So, quite often I’ll come across a situation where I’d like to process hostnames in a hierarchical manner.
For example, given a hostname “foo.bar.baz.example.com”, I might want to compare it against a data structure that contains a higher authority like “example.com” or “baz.example.com” and see if I get a match.
Usually, the way I handle this is to simply use a hashtable, and iteratively remove subdomains until I find a match (or, never find a match, whatever the case may be.)
But, I was thinking that something like a trie/prefix-tree might be a lot better suited for this (if I were to reverse the domain labels).
Of course, the problem is that a trie usually works on individual characters – whereas in this case I’d want to make each subdomain (or “label”, in DNS-speak), a single “unit”.
Is there a data-structure that might be well suited for something like this?
2
Use a tree, where each node will be a subdomain. The top level will be the start symbol. Then it would branch into k nodes, where k is the number of top level domains you have.
For instance, if your entire database was two entities: foo.bar.example.com and boo.car.ample.net, k will be 2 (net and com). Each of net and com nodes will have one children each: ample and example. And so on.
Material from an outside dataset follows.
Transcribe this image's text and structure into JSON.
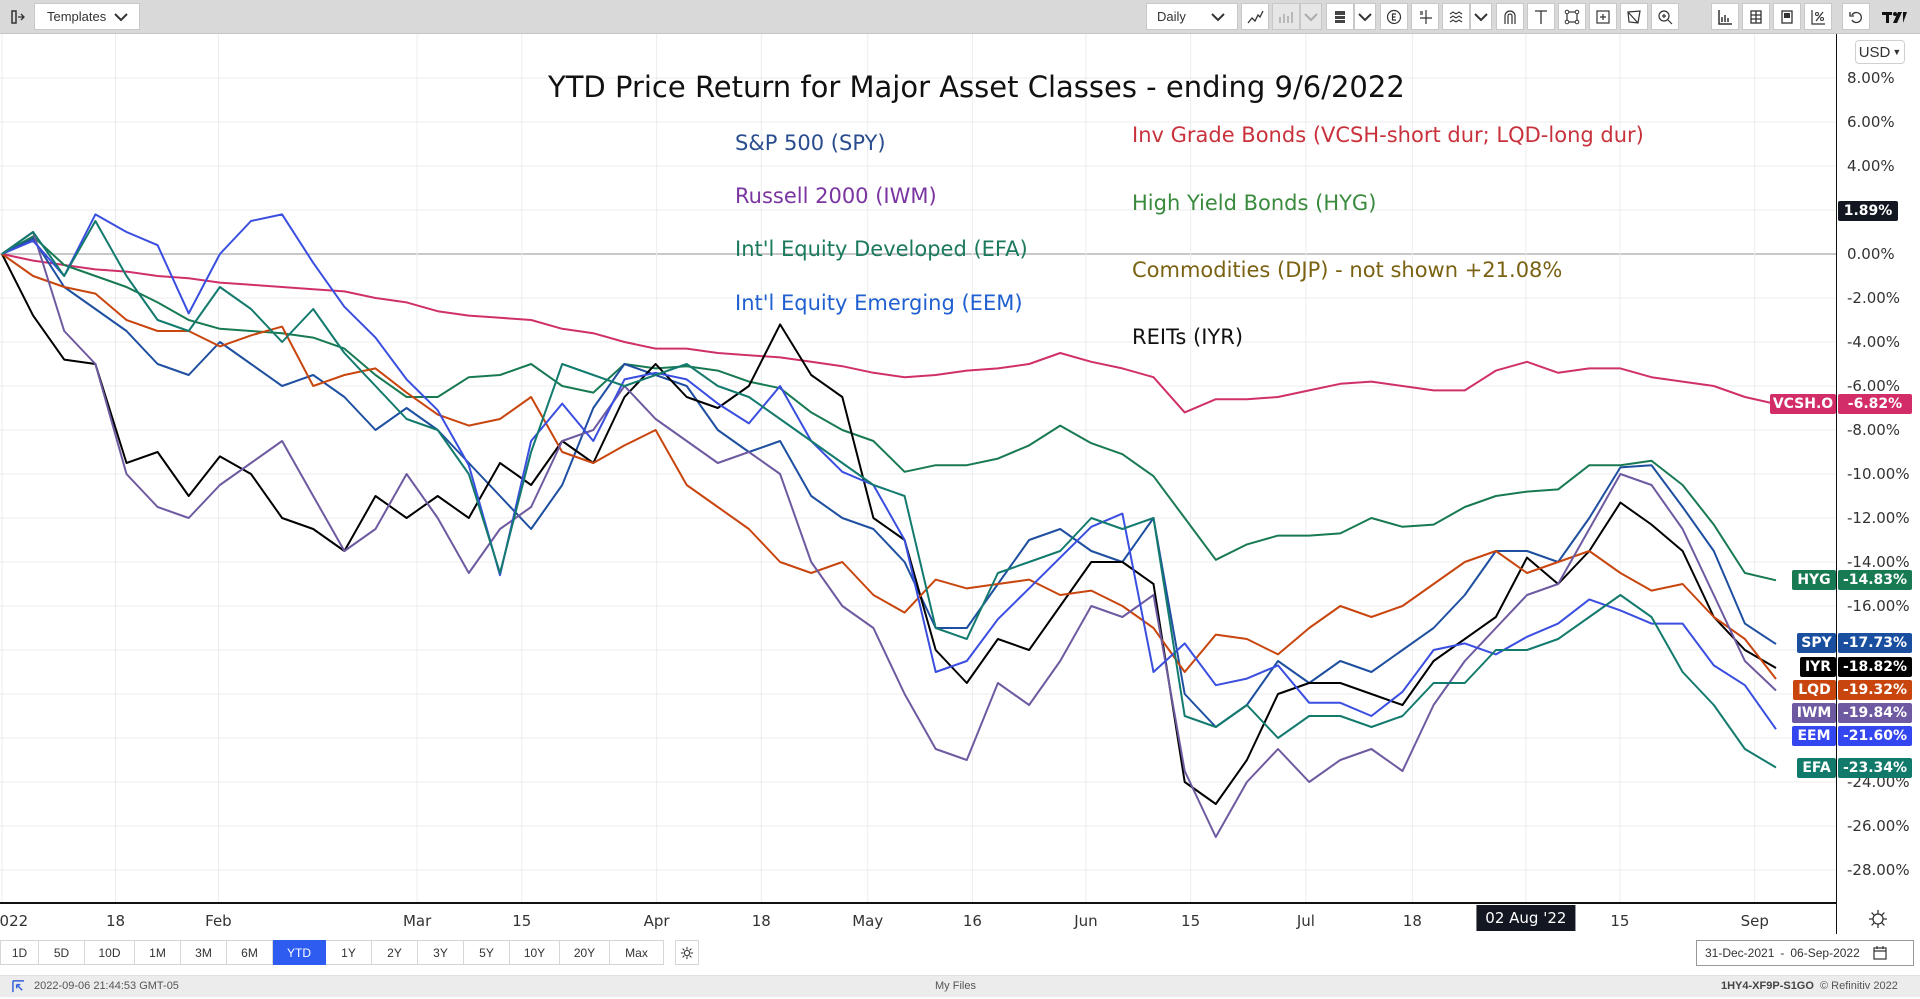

As an another example, let’s consider you have only two entities again. But this time it’s foo.bar.example.com and boo.bar.example.com. Now the tree would be something like this.
root
|
com
|
example
|
bar
/
foo boo
This will be your tree. If you the input is example.com, you would split by ‘.’ and reverse to get [com, example]. You will go down your tree by matching the list with the tree. Since ‘com’ is a child of root, you take that path, and from ‘com’, you search for the next element in your input list ‘example’. Since ‘example’ is a child of ‘com’ in the tree, we proceed. But now we have exhausted the input list and this means we found a match. At any point in the traversal, if you don’t find a child for the current input element from the list, you are guaranteed that there is no match in your database. For instance if you got the input string zoo.bar.example.com. Our input list will be [com, example, bar, zoo]. We would traverse the tree until bar, but in the tree ‘bar’ doesn’t have a child ‘zoo’. This implies we don’t have zoo.bar.example.com in our database.
You can find a match within O(n), where n is the number of subdomains in your input string that you’re trying to match.